Developed and promoted by Architecture, Engineering and Construction (AEC) industry, Building Information Models (BIM) provides the most detailed 3D spatial and semantic information about every building element during the lifecycle of a building. BIM is a 3D digital data space for sharing building information to enable multi-disciplinary collaboration among different actors involved in the development process of buildings. Recent surveys indicate that the BIM-based paradigm brings more productivity gains and long-term benefits.
Therefore, this working group aims to promote BIM in IAG and encourage and report innovation in integrating BIM with geospatial engineering. This working group will conduct its activities in close collaborations with other relevant international professional organizations, such as GSDI, ISPRS and FIG.

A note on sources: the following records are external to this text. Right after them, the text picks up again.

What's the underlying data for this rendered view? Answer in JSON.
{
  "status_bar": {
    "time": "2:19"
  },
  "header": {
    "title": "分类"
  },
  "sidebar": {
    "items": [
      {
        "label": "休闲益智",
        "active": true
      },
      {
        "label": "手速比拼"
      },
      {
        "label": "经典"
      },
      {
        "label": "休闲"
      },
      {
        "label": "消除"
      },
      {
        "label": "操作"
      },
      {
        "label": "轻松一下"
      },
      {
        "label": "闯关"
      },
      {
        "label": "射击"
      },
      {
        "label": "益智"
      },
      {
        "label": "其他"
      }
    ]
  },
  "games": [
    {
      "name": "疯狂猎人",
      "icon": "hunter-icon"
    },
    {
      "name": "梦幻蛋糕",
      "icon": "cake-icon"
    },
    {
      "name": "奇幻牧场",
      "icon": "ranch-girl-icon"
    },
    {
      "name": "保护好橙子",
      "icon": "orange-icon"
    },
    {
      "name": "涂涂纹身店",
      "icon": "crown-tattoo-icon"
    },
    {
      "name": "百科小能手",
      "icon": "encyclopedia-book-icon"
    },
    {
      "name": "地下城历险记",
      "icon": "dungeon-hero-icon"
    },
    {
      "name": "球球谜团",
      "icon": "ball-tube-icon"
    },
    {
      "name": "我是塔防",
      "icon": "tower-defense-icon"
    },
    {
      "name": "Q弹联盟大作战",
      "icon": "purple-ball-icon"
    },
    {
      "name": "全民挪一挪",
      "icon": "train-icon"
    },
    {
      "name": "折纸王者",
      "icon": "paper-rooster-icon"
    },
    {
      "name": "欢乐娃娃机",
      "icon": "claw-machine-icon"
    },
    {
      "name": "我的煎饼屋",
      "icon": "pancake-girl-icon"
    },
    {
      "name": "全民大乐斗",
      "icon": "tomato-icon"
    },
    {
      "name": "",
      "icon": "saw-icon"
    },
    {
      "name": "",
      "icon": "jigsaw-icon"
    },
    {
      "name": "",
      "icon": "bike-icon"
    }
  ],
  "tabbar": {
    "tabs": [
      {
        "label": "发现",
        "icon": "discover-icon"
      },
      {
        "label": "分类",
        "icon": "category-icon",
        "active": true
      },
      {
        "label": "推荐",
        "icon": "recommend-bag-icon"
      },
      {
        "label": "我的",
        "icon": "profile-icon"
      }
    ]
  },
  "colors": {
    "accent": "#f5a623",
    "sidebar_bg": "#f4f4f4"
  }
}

Major objectives of this working group are to study, and report the use of:
- To promote BIM and raise awareness in geospatial engineering applications
- Integrating 3D mapping technologies and BIM
- Interoperability between and other geospatial formats
- Applications of BIM in indoor navigation, indoor positioning, 3D cadastres
The objectives of this working group in the next three years are to:
1. Develop an adaptive geospatial engineering specific BIM curriculum
Building Information Modelling (BIM) and digital engineering have begun to shift the way the architecture, engineering and construction industry operates. The geospatial professionals have the opportunity to take a more prominent position in this paradigm shift. The shift is expected to take place exponentially soon. The silo-based engineering approaches will no longer address the needs of this shift. Instead, the need for competencies in collaboration and digital principles are becoming more prominent. This need will make the data management and sharing skills of geospatial professionals critical for the future of engineering. This working item provides a review of the contemporary AEC challenges and recommends an approach to a geospatial specific BIM curriculum design.
2. Highlight disruptive GeoBIM for construction
The productivity and efficiency of the construction sector have been long criticised. Large construction projects typically take 20 per cent longer to finish than scheduled and are up to 80 per cent over budget. Geospatial challenges have been identified as a significant reason that projects are delayed and go over budget. This working item focuses on disruptive geospatial solutions such as LiDAR, UAV-based mapping, GPR, tracking in GPS denied environments that can be integrated into BIM to support stages of a construction project including brief, concept, definition, design, build and commission, hand over as well as operation and maintenance.